L'HISTORIEN DE SERVICE - Saint-Exupéry était, dans l'âme, un pilote d'avions. Accessoirement, il écrivit et la réputation de l'écrivain surpassa à la fin celle du pilote. La plus grande partie de sa carrière de pilote fut consacrée, entre les années 1925 et 1940 à ouvrir des lignes aériennes de courrier en Afrique et en Amérique du Sud pour le compte de la Compagnie Aéropostale. La pièce qui suit est inspirée par l'un de ses livres les plus célèbres, Vol de nuit. L'action se passe en Amérique du Sud dans les années 1930. Au centre le pilote et son radio dans leur avion, d'un côté la maison du pilote, où l'attend sa femme, de l'autre les bureaux de la Compagnie Aérospatiale, où se trouvent le directeur et son adjoint (il les présente, chacun à son poste)...

- 1 -
LE PILOTE - Je suis maintenant au cœur de l'obscurité, comme un veilleur… Revenant de Patagonie, je regarde ces petites lumières qui me guident vers Buenos Aires! Bientôt je serai rentré au port… Cependant que je sens sous moi l'avion qui ronronne et qui respire, porté par les immenses lames de fond de la nuit… Tout va bien, radio?
LE RADIO - Oui, chef, tout va bien. Il y a bien quelques grésillements dans mes écouteurs… Mais jusqu'ici tout va bien.

2 –
L'ADJOINT – (au téléphone) Ici Buenos Aires… Oui, l'Aérospatiale... J'écoute… Bien! (au directeur) Monsieur Rivière, le courrier du Chili annonce qu'il s'approche de Buenos Aires. Il atterrira bientôt.
LE DIRECTEUR - Bien. Pas encore de nouvelles de celui du Paraguay? Ni de celui de Patagonie? De toute façon que le courrier d'Europe se tienne prêt à partir à l'heure prévue. Dès qu'ils seront arrivés tous les trois, nous chargerons les sacs et il s'envolera. Le service avant tout.
L'ADJOINT - La routine, quoi…!
LE DIRECTEUR - Oui, la routine, la routine… C'est notre grandeur que la routine! La routine contre la nuit, les vents, la montagne, l'orage, les éclairs… Oui, la routine!
L'ADJOINT - Qu'est ce que vous avez, patron, ce soir?
LE DIRECTEUR - Je suis fatigué! Trop de risques… Nous avons perdu trop de pilotes! Si seulement la météo ne se foutait pas de la routine…

- 3 –
LE PILOTE - J'aurais dû m'en douter : tout était trop calme. Maintenant c'est l'orage! Les éclairs qui commencent à briller me laissent entrevoir des forteresses de nuages menaçants… Radio, qu'en dites-vous…
LE RADIO - J'en dis que… je dis que… que nous allons passer un mauvais quart d'heure.
LE PILOTE – Disons vingt minutes!
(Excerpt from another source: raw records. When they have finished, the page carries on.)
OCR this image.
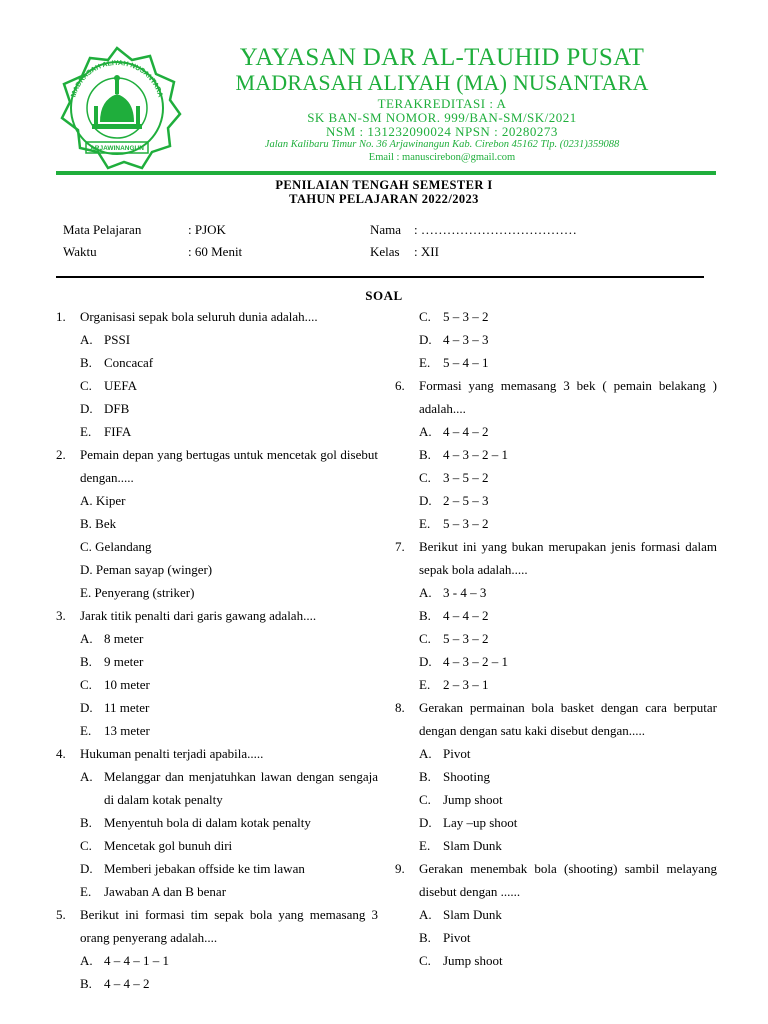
MADRASAH ALIYAH NUSANTARA
ARJAWINANGUN
YAYASAN DAR AL-TAUHID PUSAT
MADRASAH ALIYAH (MA) NUSANTARA
TERAKREDITASI : A
SK BAN-SM NOMOR. 999/BAN-SM/SK/2021
NSM : 131232090024 NPSN : 20280273
Jalan Kalibaru Timur No. 36 Arjawinangun Kab. Cirebon 45162 Tlp. (0231)359088
Email : manuscirebon@gmail.com
PENILAIAN TENGAH SEMESTER I
TAHUN PELAJARAN 2022/2023
Mata Pelajaran	: PJOK
Waktu	: 60 Menit
Nama : ………………………………
Kelas : XII
SOAL
1. Organisasi sepak bola seluruh dunia adalah....
A. PSSI
B. Concacaf
C. UEFA
D. DFB
E. FIFA
2. Pemain depan yang bertugas untuk mencetak gol disebut dengan.....
A. Kiper
B. Bek
C. Gelandang
D. Peman sayap (winger)
E. Penyerang (striker)
3. Jarak titik penalti dari garis gawang adalah....
A. 8 meter
B. 9 meter
C. 10 meter
D. 11 meter
E. 13 meter
4. Hukuman penalti terjadi apabila.....
A. Melanggar dan menjatuhkan lawan dengan sengaja di dalam kotak penalty
B. Menyentuh bola di dalam kotak penalty
C. Mencetak gol bunuh diri
D. Memberi jebakan offside ke tim lawan
E. Jawaban A dan B benar
5. Berikut ini formasi tim sepak bola yang memasang 3 orang penyerang adalah....
A. 4 – 4 – 1 – 1
B. 4 – 4 – 2
C. 5 – 3 – 2
D. 4 – 3 – 3
E. 5 – 4 – 1
6. Formasi yang memasang 3 bek ( pemain belakang ) adalah....
A. 4 – 4 – 2
B. 4 – 3 – 2 – 1
C. 3 – 5 – 2
D. 2 – 5 – 3
E. 5 – 3 – 2
7. Berikut ini yang bukan merupakan jenis formasi dalam sepak bola adalah.....
A. 3 - 4 – 3
B. 4 – 4 – 2
C. 5 – 3 – 2
D. 4 – 3 – 2 – 1
E. 2 – 3 – 1
8. Gerakan permainan bola basket dengan cara berputar dengan dengan satu kaki disebut dengan.....
A. Pivot
B. Shooting
C. Jump shoot
D. Lay –up shoot
E. Slam Dunk
9. Gerakan menembak bola (shooting) sambil melayang disebut dengan ......
A. Slam Dunk
B. Pivot
C. Jump shoot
Impossible d'y couper, il faudra bien que nous forcions le passage! Allons, précipitons-nous vers l'incendie!
LE RADIO - C'est lui qui est le patron, je ne voudrais pas être à sa place... Je vois ses mains, serrées sur les commandes, qui déjà pèsent sur la tempête…

- 4 –
LA FEMME DU PILOTE - (se levant de son lit et regardant sa montre) Maintenant, il décolle de Trelew… Maintenant, il approche de San Antonio… Comment est le temps (elle va à la fenêtre)? J'espère que tous ces nuages ne le gênent pas trop! …Maintenant il doit apercevoir les lumières de Buenos Aires: je vais lui faire un café bien chaud… Mais il n'a jamais froid! Cela ne fait rien, ça le réchauffera quand même… Je vais m'assurer que… (elle décroche le téléphone)
L'ADJOINT - (répondant de sa place) Oui. …Ah! …Que désirez-vous, madame?
LA FEMME DU PILOTE - Mon mari a-t-il atterri?
L'ADJOINT - Non. Il a du retard. Mais ne vous inquiétez pas, un retard, ce n'est rien.
LA FEMME DU PILOTE - A quelle heure sera-t-il ici?
L'ADJOINT - A quelle heure? (un temps) Nous ne savons pas, madame. Je vous passe le directeur…
LA FEMME DU PILOTE - Monsieur Rivière, je vous en prie, répondez-moi. Où se trouve à présent mon mari…?
LE DIRECTEUR - Il se trouve… Il a décollé de Commodoro à dix-neuf heures trente. Mais il a été retardé par le mauvais temps.
LA FEMME DU PILOTE - Le mauvais temps! Il est maintenant une heure du matin, il vole donc depuis six heures et il n'est pas encore arrivé à Trelew! Mais que dit-il dans ses messages?
LE DIRECTEUR - Avec l'orage qu'il fait, ses messages ne passent pas. Madame, calmez-vous, il est si fréquent dans notre métier d'attendre longtemps des nouvelles. Recouchez-vous, madame. Nous vous téléphonerons dès que nous saurons quelque chose. (il raccroche)

- 5 –
LE PILOTE - Ce n'est pas vingt minutes d'orage, c'est une éternité d'orages. Orages sur orages sur orages! Radio, que se passe-t-il derrière nous, peut-on faire demi tour?
LE RADIO - Impossible. La station de Commodoro signale une tempête sur nos arrières.
LE PILOTE - Alors demandez le temps à Bahia Blanca… Peut-être que là…?
LE RADIO - Réponse: ouragan trente mètres seconde ouest et fortes averses de pluies.
LE PILOTE - Du moins, communiquez la situation à notre base, à Buenos Aires. Qu'ils nous guident!
LE RADIO – Rien à faire, nous sommes coupés de Buenos Aires… Et je vais être obligé de rentrer l'antenne, je prends des étincelles dans les doigts.
LE PILOTE - Combien nous reste-t-il d'essence.
LE RADIO - Une heure quarante.

- 6 –
LE DIRECTEUR - Bahia Blanca ne nous dit toujours rien? Appelez-moi l'escale au téléphone… (au téléphone) Pourquoi ne nous transmettez-nous rien… Ah, c'est que vous n'entendez rien… Trop d'orages… Même s'il le voulait… Oui, je vois. (il raccroche) Et Trelew, qui dit Trelew?
L'ADJOINT - La ligne est coupée… Même chose, orages, orages partout! J'ai téléphoné à toutes les autres stations… S'ils accrochent l'avion, dans les trente secondes ils nous avertissent.
LE DIRECTEUR - Très bien! Apportez la carte. (ils se penchent sur la carte) Si l'on pouvait trouver dans cet enfer un petit refuge de ciel pur vers lequel nous les guiderions…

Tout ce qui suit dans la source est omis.